Matt Shanahan, SVP of Strategy for Scout Analytics, a behavioral analytics platform for publishers.
AdExchanger.com: What problem is Scout Analytics looking to solve?
Scout Analytics helps publishers price, negotiate and deliver on ad campaigns by addressing three challenges: segmentation, accuracy, and prediction. A publisher that has deeper segmentation can create customizable packages and perform price discrimination of those packages. With more accuracy about reach and frequency, the quality of the publishers impression increase and allow for further pricing negotiation. Finally with prediction, a publisher has a better forecasting on the inventory of impressions during negotiations to provide confidence on performance to plan.
What is the challenge with cookies for marketers looking to count their users, let alone target them and getting them to register?

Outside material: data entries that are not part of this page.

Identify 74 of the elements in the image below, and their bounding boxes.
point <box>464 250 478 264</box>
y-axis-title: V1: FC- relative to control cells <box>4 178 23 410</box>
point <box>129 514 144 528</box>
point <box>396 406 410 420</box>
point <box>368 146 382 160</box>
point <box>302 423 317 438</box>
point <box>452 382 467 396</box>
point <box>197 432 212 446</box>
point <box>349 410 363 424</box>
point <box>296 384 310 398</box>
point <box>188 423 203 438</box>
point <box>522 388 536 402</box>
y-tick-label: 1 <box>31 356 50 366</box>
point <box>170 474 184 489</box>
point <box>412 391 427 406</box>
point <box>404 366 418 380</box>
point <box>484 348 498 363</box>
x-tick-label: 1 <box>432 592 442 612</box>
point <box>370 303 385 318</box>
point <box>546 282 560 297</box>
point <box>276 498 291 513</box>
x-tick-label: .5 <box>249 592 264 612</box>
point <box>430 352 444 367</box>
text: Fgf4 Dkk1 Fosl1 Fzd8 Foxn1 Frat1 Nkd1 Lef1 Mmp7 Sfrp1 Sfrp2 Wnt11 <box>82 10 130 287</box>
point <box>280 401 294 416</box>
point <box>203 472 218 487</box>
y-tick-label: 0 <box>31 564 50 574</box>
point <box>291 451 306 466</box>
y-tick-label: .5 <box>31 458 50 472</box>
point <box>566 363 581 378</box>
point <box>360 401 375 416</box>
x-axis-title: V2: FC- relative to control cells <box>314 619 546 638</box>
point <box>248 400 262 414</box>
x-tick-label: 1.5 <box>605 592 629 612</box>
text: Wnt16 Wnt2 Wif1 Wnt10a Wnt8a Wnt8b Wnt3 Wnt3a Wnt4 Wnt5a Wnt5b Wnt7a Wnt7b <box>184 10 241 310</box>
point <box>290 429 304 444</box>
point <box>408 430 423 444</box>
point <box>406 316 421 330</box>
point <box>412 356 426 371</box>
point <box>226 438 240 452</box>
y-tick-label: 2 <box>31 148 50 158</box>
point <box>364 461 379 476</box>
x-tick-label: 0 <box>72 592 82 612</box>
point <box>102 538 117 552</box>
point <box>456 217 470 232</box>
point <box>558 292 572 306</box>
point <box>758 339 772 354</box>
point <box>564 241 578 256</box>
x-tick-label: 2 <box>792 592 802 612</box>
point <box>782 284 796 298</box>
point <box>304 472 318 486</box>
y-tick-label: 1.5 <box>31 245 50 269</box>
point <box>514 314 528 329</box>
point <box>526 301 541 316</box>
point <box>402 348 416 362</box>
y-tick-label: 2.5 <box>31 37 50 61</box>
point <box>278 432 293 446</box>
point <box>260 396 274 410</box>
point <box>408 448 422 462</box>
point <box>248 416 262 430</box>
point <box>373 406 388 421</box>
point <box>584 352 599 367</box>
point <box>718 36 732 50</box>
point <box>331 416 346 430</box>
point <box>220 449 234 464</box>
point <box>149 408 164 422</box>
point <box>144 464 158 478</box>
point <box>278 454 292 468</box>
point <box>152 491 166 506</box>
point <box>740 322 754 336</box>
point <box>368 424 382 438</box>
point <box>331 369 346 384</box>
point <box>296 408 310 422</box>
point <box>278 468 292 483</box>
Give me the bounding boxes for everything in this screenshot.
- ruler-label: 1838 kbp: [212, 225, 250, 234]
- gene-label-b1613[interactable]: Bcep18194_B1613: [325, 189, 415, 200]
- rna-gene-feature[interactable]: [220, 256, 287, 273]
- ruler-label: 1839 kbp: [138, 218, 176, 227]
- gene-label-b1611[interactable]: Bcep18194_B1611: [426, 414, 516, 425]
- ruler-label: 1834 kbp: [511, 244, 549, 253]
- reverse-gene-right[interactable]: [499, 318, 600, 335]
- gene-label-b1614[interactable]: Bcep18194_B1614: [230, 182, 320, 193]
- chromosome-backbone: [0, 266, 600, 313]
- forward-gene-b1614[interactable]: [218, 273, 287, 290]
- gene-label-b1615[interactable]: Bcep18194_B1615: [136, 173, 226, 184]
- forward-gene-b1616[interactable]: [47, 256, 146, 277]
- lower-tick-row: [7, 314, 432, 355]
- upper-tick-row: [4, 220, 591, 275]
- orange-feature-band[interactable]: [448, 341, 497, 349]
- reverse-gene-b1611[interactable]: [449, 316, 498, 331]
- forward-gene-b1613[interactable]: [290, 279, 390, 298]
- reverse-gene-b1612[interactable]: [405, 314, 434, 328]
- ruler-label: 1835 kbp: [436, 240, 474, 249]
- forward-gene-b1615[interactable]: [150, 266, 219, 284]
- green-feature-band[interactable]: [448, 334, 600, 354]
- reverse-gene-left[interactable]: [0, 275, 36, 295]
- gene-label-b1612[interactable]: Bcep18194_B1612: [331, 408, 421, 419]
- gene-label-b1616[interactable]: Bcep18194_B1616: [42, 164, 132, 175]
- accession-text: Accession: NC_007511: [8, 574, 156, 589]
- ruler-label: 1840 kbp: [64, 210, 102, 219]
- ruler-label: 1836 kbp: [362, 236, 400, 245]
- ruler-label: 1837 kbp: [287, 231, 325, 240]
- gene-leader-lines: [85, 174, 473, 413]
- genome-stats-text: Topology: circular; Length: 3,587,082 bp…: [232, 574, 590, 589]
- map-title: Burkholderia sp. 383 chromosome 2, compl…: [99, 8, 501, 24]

Cookies are highly precise but terribly inaccurate. A cookie is a small file on the computer that registers if this browser has accessed the site previously or not. The first challenge is that these files are routinely deleted by visitors which overstates reach of impressions and understates frequency. The second challenge is that cookie counts are a measurement of unique browsers, a proxy for visitors but not actual visitors. In a recent study published, Scout Analytics showed that actual unique browsers overstate actual unique visitors by 2-4X. In this case, the reach and frequency measurements on impressions have a high degree of error. Scout Analytics leverages a technology called device signatures to overcome the limitations of cookies and build a deeper profile of visitors, especially anonymous visitors.
Why focus on B2B websites rather than B2C?
Publishers are in the midst of transition to digital and in need of a new breed of tools for audience development. B2B has some advantages over B2C in terms of tackling the challenges of segmentation and prediction.
B2B publishing is by definition relies on advertising to niche audiences. In B2B, there is wealth of untapped online data to create deeper segmentation for use by publishers and advertisers. For example, anonymous B2B visitors have IP addresses to target based on geography and on the organization that owns the domain (i.e., industry specific or even company specific campaign). In addition to the rich segmentation collected in session data, external data sources can be easily integrated with visitor data to build deeper and deeper segmentation.
Another leverage point is the fact that B2B websites are linked directly to business processes which can be used to be more predictive. Mapping visitor behavior to common business cycles gives a publisher a lens on visitor activity. Is a visitor using the site for a one-off project or routine processes (e.g., daily, weekly, quarterly, or yearly)? Even topic affinity by industry provides predictive power to a publisher knowing how visitor demographics will change based on news or what is driving economic activity by industry.
What do you report out to the publisher? Any examples you can provide of actionable data?
Scout Analytics reports visitors and companies and their relative ranking in terms of visitor loyalty (i.e., likeliness to return). Detail visitor loyalty reports identify patterns such as days, time, location, and topics of visits (e.g., when and why is a visitor likely to return) and can be used to predict reach and frequency of impressions. Scout Analytics also reports what factors correlate to visitor loyalty such as topic, industry, location or other factors. Armed with this information, Scout Analytics provides target visitors to editorial, audience development, and ad operations for building and monetizing loyalty.
Do you provide datasets that can be used for ad targeting?
Yes, Scout Analytics can provide visitor level information to include segmentation as well as loyalty scores. In particular, the loyalty scores allow for serving offers according to the level of engagement of the visitor.
Given privacy concerns regarding online advertising, your company appears to be focused on overcoming it by getting users to agree to the publishers terms. Fair statement?
Building and monetizing an audience requires publishers take responsibility for establishing privacy terms between the audience, themselves, ad networks, and advertisers. In that regard, the publisher needs to appropriately inform all parties about the "rules" of engagement and ensure compliance. That means visitors need to agree to a publisher's terms. Ultimately, the visitor has control in regards to online advertising by opting out (i.e., don't use the site).
How does Scout Analytics revenue model work?
Scout Analytics is a software-as-a-service offering. The licensing is an annual subscription model. The pricing is based on 4 tiers for small, medium, large, and extra large sites.
How big is the company? Have you taken any funding? Do you anticipate a round in the future?
We currently have 18 staff and have taken funding from Ignition Partners, RRE, and OVP venture firms. Our current funding allows us to build and grow the business organically.
A year from now, what milestones would you like the company to have achieved?
Scout Analytics believes increased accuracy of campaign metrics are fundamental to improving advertising spend efficiency. We hope to establish the standard for online measurement accuracy. When combined with predictive analytics, we would like to see the efficiency of advertising spend increase 50%+. Our delivery on that goal will have doubled our customer base, made us profitable, and given us good growth options.